Glamorous cruise ship cocaine importer Melina Roberge has been sentenced to eight years in prison by a female judge who delivered a blistering attack on "vacuous" and "negative" Instagram.
She was one of the three Canadians who smuggled $22.5 million of cocaine on a cruise ship that entered New Zealand.
Roberge, 24, was part of a trio found with four suitcases containing 95kg of cocaine after the Sea Princess was stopped in Sydney on August 28, 2016, during a round-the-world cruise.
The trio used the 51-day cruise from the UK through Latin America and New Zealand before arriving in Australia to transport more than $22.5 million worth of cocaine.
Roberge wept silently as she received both a longer maximum and minimum sentence than her co-accused, 30-year-old former porn star Isabelle Lagace, who had received a discount for an early guilty plea.
Roberge will serve a minimum four years and nine months in prison, with her earliest release date in May 2021, three months after Lagace's non parole period expires, reports News.com.au.
The 24-year-old, the youngest of three Canadians who imported 95kg cocaine on a luxury cruise, made world headlines when she and Lagace's Instagram posts of their exotic port stops.
On Wednesday, NSW District Court Judge Kate Traill attacked one of Roberge's motivation for taking the drug cruise.
"It is a very sad indictment on her relative age group in society to seem to get self worth relative to posts on Instagram," Judge Traill said while addressing a sometimes tearful Roberge.
"It is sad they seek to attain such a vacuous existence where how many likes they receive are their currency.
"She was seduced by lifestyle and the opportunity to post glamorous Instagram photos from around the world.
"This highlights the negative influence of social media on young women."
Judge Traill, who also accepted that Roberge's motivation to do the drug run was financial, revealed that the offender had been sexually involved with the "sugar daddy" who recruited her.
Wearing a white jacket over a black top and pants, her face carefully made up and long brown hair drawn up into a ponytail, Roberge bit her lip and wiped her eyes with a tissue in court.
Judge Traill said Roberge had begun a sexual relationship with a "much older man", her so-called "sugar daddy".
"He charmed her and spoiled her and became intimately involved with her," Judge Traill said.
The sugar daddy enticed her to work as an escort and she slept with men he introduced her to in nightclubs.
Roberge, who stood to earn a possible $100,000 from the $21m cocaine plot, was being sentenced for trafficking 29kg — 23kg of it pure — of the total importation.

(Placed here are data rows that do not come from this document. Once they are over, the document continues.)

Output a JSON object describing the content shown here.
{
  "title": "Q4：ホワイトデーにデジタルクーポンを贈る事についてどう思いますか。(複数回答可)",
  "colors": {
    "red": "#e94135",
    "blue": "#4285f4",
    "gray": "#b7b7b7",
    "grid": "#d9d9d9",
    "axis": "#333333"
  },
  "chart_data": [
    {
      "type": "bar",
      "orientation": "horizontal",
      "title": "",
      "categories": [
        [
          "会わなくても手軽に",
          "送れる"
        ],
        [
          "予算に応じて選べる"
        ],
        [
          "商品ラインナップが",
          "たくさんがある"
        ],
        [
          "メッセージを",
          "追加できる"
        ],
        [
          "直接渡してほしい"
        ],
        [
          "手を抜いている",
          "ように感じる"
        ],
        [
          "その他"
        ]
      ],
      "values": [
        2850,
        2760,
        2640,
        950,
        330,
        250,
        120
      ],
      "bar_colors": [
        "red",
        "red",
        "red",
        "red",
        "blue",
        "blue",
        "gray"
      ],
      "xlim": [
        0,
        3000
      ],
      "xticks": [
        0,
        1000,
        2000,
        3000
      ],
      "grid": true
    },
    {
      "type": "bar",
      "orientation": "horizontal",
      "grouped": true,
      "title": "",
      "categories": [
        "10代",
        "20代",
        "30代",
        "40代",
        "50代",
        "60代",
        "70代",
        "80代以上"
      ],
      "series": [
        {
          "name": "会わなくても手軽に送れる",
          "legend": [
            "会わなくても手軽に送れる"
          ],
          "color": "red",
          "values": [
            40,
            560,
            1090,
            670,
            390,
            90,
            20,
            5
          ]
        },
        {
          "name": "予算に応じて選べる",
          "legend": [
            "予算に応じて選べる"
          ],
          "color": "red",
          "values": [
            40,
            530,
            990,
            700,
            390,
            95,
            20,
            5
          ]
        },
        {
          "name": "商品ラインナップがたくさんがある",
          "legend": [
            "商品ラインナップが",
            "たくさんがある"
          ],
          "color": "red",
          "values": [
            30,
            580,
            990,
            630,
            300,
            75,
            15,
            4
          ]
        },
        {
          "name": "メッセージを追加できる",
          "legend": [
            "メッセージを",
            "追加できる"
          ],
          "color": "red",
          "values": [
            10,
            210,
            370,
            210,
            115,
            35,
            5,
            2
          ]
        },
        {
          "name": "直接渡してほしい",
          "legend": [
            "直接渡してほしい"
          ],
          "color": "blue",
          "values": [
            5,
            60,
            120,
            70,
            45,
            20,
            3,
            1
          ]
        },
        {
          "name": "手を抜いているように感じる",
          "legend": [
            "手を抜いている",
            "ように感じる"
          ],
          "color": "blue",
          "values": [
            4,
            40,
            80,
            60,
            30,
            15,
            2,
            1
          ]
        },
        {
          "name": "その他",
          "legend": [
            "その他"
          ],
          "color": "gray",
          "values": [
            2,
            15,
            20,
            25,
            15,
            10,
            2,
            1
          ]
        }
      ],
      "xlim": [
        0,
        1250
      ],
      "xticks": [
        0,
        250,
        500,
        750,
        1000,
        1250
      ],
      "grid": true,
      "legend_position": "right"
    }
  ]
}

She and travel partner Lagace made international headlines with the Instagram photos of themselves in bikinis at exotic stops en route to Sydney.
The pair and a third French Canadian drug plotter, Andre Tamine, were arrested in August 2016 when MS Sea Princess berthed in Sydney and Australian Border Force officials raided their cabins.
During sentencing submissions last month, Roberge revealed a "sugar daddy" had recruited her and Lagace after she earned 10,000 euro working as an escort in Morocco.
News.com.au revealed exclusively that Roberge was pimped by "my sugar daddy" with strange men at nightclubs prior to taking the fateful drug cruise.
Court documents released after sentencing submissions showed the then 22-year-old was given gifts and money and "if I was interested" she would sleep with the men.
In June 2016 she said "my sugar daddy contacted me", and she became a last-minute replacement on the MS Sea Princess.
Roberge and Lagace were flown first class to the UK to join the cruise ship and act as the glamorous foil for the real business of the drug importation.
The two were given first class cruise tickets worth $20,000 and 4000 euro spending money.
Roberge was told she would be acting as a decoy and was encouraged "to take pictures of myself in exotic locations and post them on Instagram to receive 'likes' ".
The Sea Princess stopped at Bermuda, Colombia, Panama, Ecuador, Peru, Chile and Tahiti before berthing in Sydney six weeks later.
It was in Peru that Roberge said she believed, due to multiple trips ashore by four men on the cruise involved in the drug deal, that the cocaine was brought on board.
She told a Sydney court last month that she had been "excited" about taking the luxury trip which she could not have afforded to pay for.
But she had argued with her then boyfriend Jo before she left, with his texting her "We fight all the time because of your f***ing drug trip".
And since her arrest and incarceration in different maximum security Sydney women's prisons, she had regretted her actions.
Roberge has made a court apology to "the people of Australia" and said since being in jail, "I have come across people struggling with addiction. I don't want to be part of that."
Lagace was sentenced to a maximum seven-and-a-half, minimum four-and-a-half years in prison after making an early guilty plea.